Antioxidant Properties of Algae in the U.S. Virgin Islands
Keywords:algae, antioxidant, cancer, free radicals
Compounds high in antioxidant activity counteract the formation of free radicals, which are linked to many human diseases and cancers. The objectives of this study were to quantify the hydrophilic antioxidant activity (HAA), lipophilic antioxidant activity (LAA), and the total antioxidant activity (TAA) of algae collected in the US Virgin Islands. The three algae divisions collected are Rhodophyta, Chlorophyta, and Phaeophyta. We hypothesize that the HAA will be greater than the LAA for all algae species. We also hypothesized that Phaeophyceae would have the highest TAA compared to the other classes.
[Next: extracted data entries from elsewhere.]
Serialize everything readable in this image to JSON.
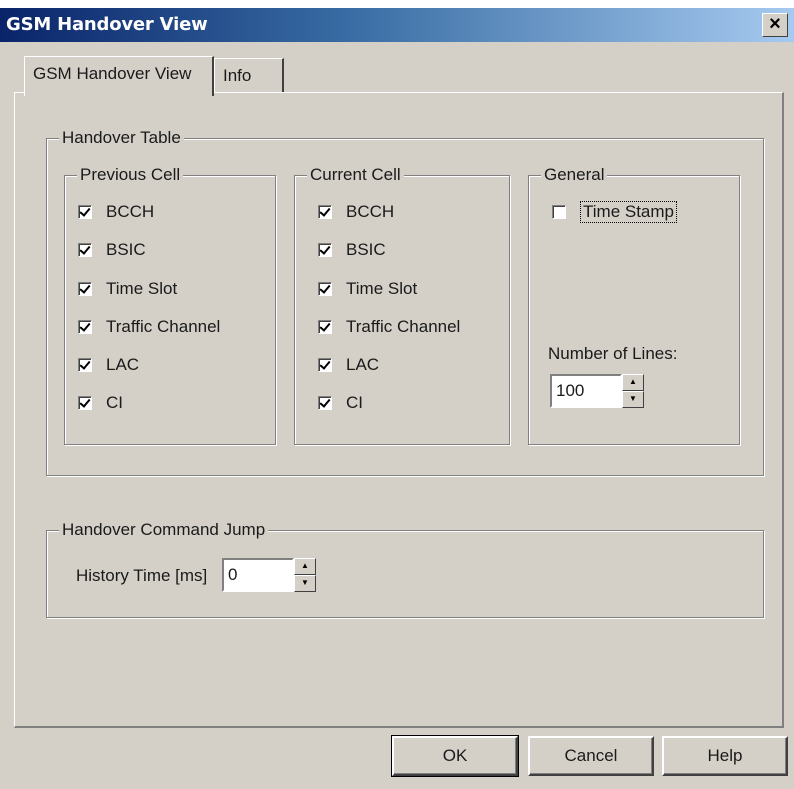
{
  "window": {
    "title": "GSM Handover View",
    "close_glyph": "×"
  },
  "tabs": [
    {
      "label": "GSM Handover View",
      "active": true
    },
    {
      "label": "Info",
      "active": false
    }
  ],
  "handover_table": {
    "label": "Handover Table",
    "previous_cell": {
      "label": "Previous Cell",
      "items": [
        {
          "label": "BCCH",
          "checked": true
        },
        {
          "label": "BSIC",
          "checked": true
        },
        {
          "label": "Time Slot",
          "checked": true
        },
        {
          "label": "Traffic Channel",
          "checked": true
        },
        {
          "label": "LAC",
          "checked": true
        },
        {
          "label": "CI",
          "checked": true
        }
      ]
    },
    "current_cell": {
      "label": "Current Cell",
      "items": [
        {
          "label": "BCCH",
          "checked": true
        },
        {
          "label": "BSIC",
          "checked": true
        },
        {
          "label": "Time Slot",
          "checked": true
        },
        {
          "label": "Traffic Channel",
          "checked": true
        },
        {
          "label": "LAC",
          "checked": true
        },
        {
          "label": "CI",
          "checked": true
        }
      ]
    },
    "general": {
      "label": "General",
      "time_stamp": {
        "label": "Time Stamp",
        "checked": false
      },
      "number_of_lines_label": "Number of Lines:",
      "number_of_lines_value": "100"
    }
  },
  "handover_command_jump": {
    "label": "Handover Command Jump",
    "history_time_label": "History Time [ms]",
    "history_time_value": "0"
  },
  "buttons": {
    "ok": "OK",
    "cancel": "Cancel",
    "help": "Help"
  },
  "icons": {
    "close": "close-icon",
    "spin_up": "spin-up-icon",
    "spin_down": "spin-down-icon",
    "check": "check-icon"
  }
}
In this study, 28 species of algae were collected on St. Croix, USVI. The ABTS, H2O2, horseradish peroxidase decoloration method was used to determine the antioxidant activity then scanned using a UV-VIS Spectrophotometer at 730 nm. The antioxidant activities were reported as µmol Trolox Equivalent (TE)/g Dry Weight (DW). For all of the samples tested, Caulerpa prolifera had the highest TAA (97.281 ± 18.475 µmol TE/g DW) while Dictyota jamaicensis had the lowest TAA (1.999 ± 0.889 µmol TE/g DW). Chlorophyta had the highest mean (23.754 ± 29.710 µmol TE/g DW ) of antioxidant activity and Phaeophyta (12.595 ± 11.861 µmol/g DW) had the lowest mean. A one-way ANOVA test showed significant difference between the HAA and LAA (p = 0.0509). A one-way ANOVA test comparing all three groups revealed that there was no statistical difference between their TAA (p = 0.621). Based on this, we didn’t find any significant difference among the antioxidant levels between the groups tested.